Sunday, 1 October 2017

Book Review :: An Enchantment of Ravens

I gave this book 5 stars. 

I LOVED this book. It is a short, atmospheric and lightly spooky read filled with the best elements of moody folklore and fairytale. The author uses masterful imagery, setting personification and poetic diction to weave a vivid and enthralling tale of adventure, fantasy and romance.

The author personifies the forest heavily; the trees and even the very shadows they create seem to have a will that is human in drive and determination to live and fight back. It is as though the writer has taken the very essence of an Autumn October, turned it to ink and then wrote from that ink every word on the pages of her book. Every chilled wind, stray vibrant leaf and special seasonal treat come together to create the perfect setting for this short tale of ancient prices and shadowy lore. It is one broody but sweet adventure that sets to work all of your senses for a holistic reading experience.

Her diction is poetic, it makes you feel like you've been swept up in a ball room dance that is this story of two lovers, forbidden to love by the laws of nature and creation themselves.

Margaret Rogerson's use of imagery is bold, colourful and sensory in all respects. Her use of folklore is both enchanting and brooding. This novel makes you want to sip it slow and savour its season while being uniquely aware of the beauty of volatility found in the living and in the dying and the changing.

The character of Rook is cocky and princely but naive and proud and the mix somehow results in humerus folly and witty charm. Rooks powers and the waning of them we are privy to as our characters journey continues, also show us the impracticality of a desire for immortality. It becomes a metaphor for how such a desire, if achieved is inherently unnatural, warring with the concept of time, goodness and longevity.

Isobel's distaste for the notion of immortality is made continuously tangible with her approach to food in the fae courts as though to reinforce that it is slotted once unto man to die, everything else seems to result in a lengthy state of rot and the remnants and remembrance of living instead.

Isobel is a driven artist with a vivid view of the world. All the world's pigments come across as tainted in a heavy, weighty saturation she manages to emotionally express on paper, both its beauty and it's horrid gloom. This turns out to be both part of her mastery of skill and the thread of her undoing.

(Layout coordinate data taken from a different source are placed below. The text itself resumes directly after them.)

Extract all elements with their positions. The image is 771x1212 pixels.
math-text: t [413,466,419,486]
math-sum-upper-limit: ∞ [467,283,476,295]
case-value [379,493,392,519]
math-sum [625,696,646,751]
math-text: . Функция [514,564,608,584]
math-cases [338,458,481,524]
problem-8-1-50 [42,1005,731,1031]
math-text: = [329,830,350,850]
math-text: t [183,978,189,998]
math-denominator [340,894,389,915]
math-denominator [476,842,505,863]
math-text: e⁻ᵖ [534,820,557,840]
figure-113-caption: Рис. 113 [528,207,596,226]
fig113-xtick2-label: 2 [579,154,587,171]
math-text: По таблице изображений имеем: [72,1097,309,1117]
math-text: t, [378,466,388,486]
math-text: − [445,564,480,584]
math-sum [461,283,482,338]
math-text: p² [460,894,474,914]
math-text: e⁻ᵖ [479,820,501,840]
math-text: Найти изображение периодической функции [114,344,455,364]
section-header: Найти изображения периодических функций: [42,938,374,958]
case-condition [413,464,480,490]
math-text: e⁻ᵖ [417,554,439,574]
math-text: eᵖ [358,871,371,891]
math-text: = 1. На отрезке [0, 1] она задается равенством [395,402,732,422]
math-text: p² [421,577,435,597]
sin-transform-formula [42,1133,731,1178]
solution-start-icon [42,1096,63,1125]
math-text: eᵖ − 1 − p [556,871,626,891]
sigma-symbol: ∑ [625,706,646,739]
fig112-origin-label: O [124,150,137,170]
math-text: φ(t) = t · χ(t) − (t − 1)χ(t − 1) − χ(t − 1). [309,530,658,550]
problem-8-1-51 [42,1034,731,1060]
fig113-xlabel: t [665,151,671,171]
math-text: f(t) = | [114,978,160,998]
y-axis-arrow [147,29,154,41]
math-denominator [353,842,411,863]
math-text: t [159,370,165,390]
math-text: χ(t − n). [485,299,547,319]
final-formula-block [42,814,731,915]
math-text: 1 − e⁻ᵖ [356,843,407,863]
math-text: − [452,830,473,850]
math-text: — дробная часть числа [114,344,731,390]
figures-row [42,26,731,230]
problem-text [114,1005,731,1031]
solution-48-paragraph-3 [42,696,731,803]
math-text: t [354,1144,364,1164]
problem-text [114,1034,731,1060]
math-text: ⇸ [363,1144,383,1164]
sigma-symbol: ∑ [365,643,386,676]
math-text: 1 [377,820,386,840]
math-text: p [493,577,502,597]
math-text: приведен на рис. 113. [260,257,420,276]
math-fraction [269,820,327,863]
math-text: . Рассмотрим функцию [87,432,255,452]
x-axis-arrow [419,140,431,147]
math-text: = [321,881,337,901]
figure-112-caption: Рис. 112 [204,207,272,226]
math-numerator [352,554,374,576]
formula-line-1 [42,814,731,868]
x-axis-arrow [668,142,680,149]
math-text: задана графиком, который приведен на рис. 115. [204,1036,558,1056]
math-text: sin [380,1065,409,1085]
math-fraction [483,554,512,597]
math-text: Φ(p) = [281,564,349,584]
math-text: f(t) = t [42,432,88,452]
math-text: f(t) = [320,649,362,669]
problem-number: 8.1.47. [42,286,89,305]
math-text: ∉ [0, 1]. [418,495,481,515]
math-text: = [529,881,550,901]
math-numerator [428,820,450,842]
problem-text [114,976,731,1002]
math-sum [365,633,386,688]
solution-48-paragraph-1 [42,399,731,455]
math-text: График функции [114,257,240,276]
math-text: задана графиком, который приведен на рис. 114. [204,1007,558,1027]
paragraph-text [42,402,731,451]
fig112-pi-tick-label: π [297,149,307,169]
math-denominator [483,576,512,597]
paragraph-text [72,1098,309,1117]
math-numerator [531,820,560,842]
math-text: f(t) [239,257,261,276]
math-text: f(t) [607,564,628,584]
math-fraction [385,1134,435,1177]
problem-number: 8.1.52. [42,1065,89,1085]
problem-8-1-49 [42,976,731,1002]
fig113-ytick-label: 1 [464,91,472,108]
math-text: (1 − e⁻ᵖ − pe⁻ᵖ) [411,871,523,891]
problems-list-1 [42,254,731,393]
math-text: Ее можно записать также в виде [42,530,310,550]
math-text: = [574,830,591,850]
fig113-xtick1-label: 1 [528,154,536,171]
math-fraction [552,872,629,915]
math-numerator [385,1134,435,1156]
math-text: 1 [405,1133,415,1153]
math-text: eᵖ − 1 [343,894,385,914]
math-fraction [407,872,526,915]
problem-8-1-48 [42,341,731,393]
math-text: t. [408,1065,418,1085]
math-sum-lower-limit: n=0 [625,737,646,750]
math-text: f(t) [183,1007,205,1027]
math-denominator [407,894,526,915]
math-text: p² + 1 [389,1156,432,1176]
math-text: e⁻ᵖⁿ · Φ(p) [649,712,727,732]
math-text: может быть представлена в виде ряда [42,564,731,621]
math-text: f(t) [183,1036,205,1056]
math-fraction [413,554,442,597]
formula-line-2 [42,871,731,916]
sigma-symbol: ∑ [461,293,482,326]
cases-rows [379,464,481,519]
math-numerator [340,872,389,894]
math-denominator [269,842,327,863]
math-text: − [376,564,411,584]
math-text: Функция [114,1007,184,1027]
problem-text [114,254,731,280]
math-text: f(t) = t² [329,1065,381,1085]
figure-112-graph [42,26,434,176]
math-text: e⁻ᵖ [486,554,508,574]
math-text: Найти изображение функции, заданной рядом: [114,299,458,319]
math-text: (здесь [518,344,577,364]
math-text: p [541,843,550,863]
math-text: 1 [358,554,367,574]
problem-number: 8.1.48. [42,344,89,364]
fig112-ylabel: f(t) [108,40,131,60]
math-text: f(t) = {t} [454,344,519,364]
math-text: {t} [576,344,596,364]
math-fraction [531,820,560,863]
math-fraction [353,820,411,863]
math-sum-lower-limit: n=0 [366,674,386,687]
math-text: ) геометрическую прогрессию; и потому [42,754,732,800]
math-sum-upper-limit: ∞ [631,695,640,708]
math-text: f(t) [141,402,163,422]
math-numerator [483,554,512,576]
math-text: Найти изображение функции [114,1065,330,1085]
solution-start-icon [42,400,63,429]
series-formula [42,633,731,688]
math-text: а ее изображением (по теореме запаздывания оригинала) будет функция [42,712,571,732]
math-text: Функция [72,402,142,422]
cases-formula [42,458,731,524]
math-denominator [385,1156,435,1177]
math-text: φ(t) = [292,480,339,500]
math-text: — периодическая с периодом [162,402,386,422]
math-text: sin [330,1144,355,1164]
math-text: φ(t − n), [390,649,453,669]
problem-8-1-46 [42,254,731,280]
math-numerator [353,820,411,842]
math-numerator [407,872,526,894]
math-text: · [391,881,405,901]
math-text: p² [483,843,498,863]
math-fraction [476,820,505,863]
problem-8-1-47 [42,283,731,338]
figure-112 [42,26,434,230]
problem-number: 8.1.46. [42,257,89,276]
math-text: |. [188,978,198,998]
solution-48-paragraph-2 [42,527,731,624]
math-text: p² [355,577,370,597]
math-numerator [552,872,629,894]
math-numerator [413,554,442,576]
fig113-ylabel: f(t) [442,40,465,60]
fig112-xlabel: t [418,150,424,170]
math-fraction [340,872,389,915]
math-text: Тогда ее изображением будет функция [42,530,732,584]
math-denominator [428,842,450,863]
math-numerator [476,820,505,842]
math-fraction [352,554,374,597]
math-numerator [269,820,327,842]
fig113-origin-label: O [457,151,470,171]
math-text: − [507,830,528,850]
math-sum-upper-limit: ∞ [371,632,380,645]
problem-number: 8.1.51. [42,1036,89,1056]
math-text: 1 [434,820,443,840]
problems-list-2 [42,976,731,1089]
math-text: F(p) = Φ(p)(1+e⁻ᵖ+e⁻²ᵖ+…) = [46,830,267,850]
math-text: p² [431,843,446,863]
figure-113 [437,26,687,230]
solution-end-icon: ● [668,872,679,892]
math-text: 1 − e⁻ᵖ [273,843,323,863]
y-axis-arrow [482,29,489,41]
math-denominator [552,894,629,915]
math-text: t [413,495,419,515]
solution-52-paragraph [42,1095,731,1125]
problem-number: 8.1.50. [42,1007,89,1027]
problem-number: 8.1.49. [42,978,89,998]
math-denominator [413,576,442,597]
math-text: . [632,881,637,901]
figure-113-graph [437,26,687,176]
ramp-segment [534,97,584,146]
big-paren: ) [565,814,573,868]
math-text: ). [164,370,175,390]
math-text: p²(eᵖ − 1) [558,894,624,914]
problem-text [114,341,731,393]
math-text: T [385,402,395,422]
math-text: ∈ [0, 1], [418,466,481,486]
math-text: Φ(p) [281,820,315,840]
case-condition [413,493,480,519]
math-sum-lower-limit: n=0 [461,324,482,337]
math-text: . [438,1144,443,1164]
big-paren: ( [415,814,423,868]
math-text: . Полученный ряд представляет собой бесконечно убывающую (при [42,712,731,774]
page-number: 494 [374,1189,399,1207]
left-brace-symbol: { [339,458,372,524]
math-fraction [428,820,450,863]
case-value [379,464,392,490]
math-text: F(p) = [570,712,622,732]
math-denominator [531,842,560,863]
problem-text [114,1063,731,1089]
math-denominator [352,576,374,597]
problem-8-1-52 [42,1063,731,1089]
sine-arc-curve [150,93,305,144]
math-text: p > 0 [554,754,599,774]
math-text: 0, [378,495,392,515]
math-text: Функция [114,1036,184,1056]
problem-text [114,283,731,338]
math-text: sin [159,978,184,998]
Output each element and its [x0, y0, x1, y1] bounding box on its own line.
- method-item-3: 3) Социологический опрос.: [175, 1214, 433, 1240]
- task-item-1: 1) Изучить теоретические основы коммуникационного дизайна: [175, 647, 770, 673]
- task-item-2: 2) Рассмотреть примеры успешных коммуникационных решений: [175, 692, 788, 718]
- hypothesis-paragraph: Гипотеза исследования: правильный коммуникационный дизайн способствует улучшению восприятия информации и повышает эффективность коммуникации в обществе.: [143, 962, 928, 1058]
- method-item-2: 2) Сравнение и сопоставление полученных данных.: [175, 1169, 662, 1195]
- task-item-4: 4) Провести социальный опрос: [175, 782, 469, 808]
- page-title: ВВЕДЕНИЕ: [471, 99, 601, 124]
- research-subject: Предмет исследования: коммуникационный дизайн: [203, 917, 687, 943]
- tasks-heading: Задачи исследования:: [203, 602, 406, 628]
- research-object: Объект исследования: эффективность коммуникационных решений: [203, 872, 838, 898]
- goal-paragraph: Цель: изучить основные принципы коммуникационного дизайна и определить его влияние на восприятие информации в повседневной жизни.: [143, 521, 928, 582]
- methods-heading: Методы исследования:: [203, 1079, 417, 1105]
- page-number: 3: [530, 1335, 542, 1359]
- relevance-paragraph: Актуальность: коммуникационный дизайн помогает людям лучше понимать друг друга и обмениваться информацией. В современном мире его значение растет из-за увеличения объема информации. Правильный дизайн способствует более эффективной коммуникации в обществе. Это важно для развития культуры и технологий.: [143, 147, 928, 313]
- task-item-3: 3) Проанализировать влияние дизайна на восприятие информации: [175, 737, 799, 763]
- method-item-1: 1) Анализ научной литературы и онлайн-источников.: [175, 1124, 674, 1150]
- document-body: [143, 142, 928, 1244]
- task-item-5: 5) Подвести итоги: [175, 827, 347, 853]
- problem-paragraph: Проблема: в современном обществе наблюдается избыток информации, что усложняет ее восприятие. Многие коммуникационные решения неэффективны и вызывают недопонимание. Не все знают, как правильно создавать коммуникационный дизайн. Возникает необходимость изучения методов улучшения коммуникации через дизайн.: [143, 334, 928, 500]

Honesty, adventure and trust are what hasten their romance. While it remains ever easy to go the route of 'fae prince and human girl in need fall in love' the author dares her characters to question timeliness, choice and validity of what they feel, bringing an interesting modern realness to the story.

All in all it is a fantastic, one sitting read with a beautiful cover that gets you swept up in elemental courts both in your imagination and with the accompaniment of all of your senses.  There are themes of savoured seasons, the fantastical elemental, longing, love and more. One of those books that is in and of it self an experience all yours to savour like a hot beverage on a chilled evening, on an empty bench at a park, during the golden hours.

One of the quotes I loved:
"You are like a living rose among wax flowers, we maybe last forever but you bloom brighter and smell sweeter and draw blood with thorns" ~ Margaret Rogerson: An Enchantment of Ravens

And isn't that the beauty of a temporary life itself?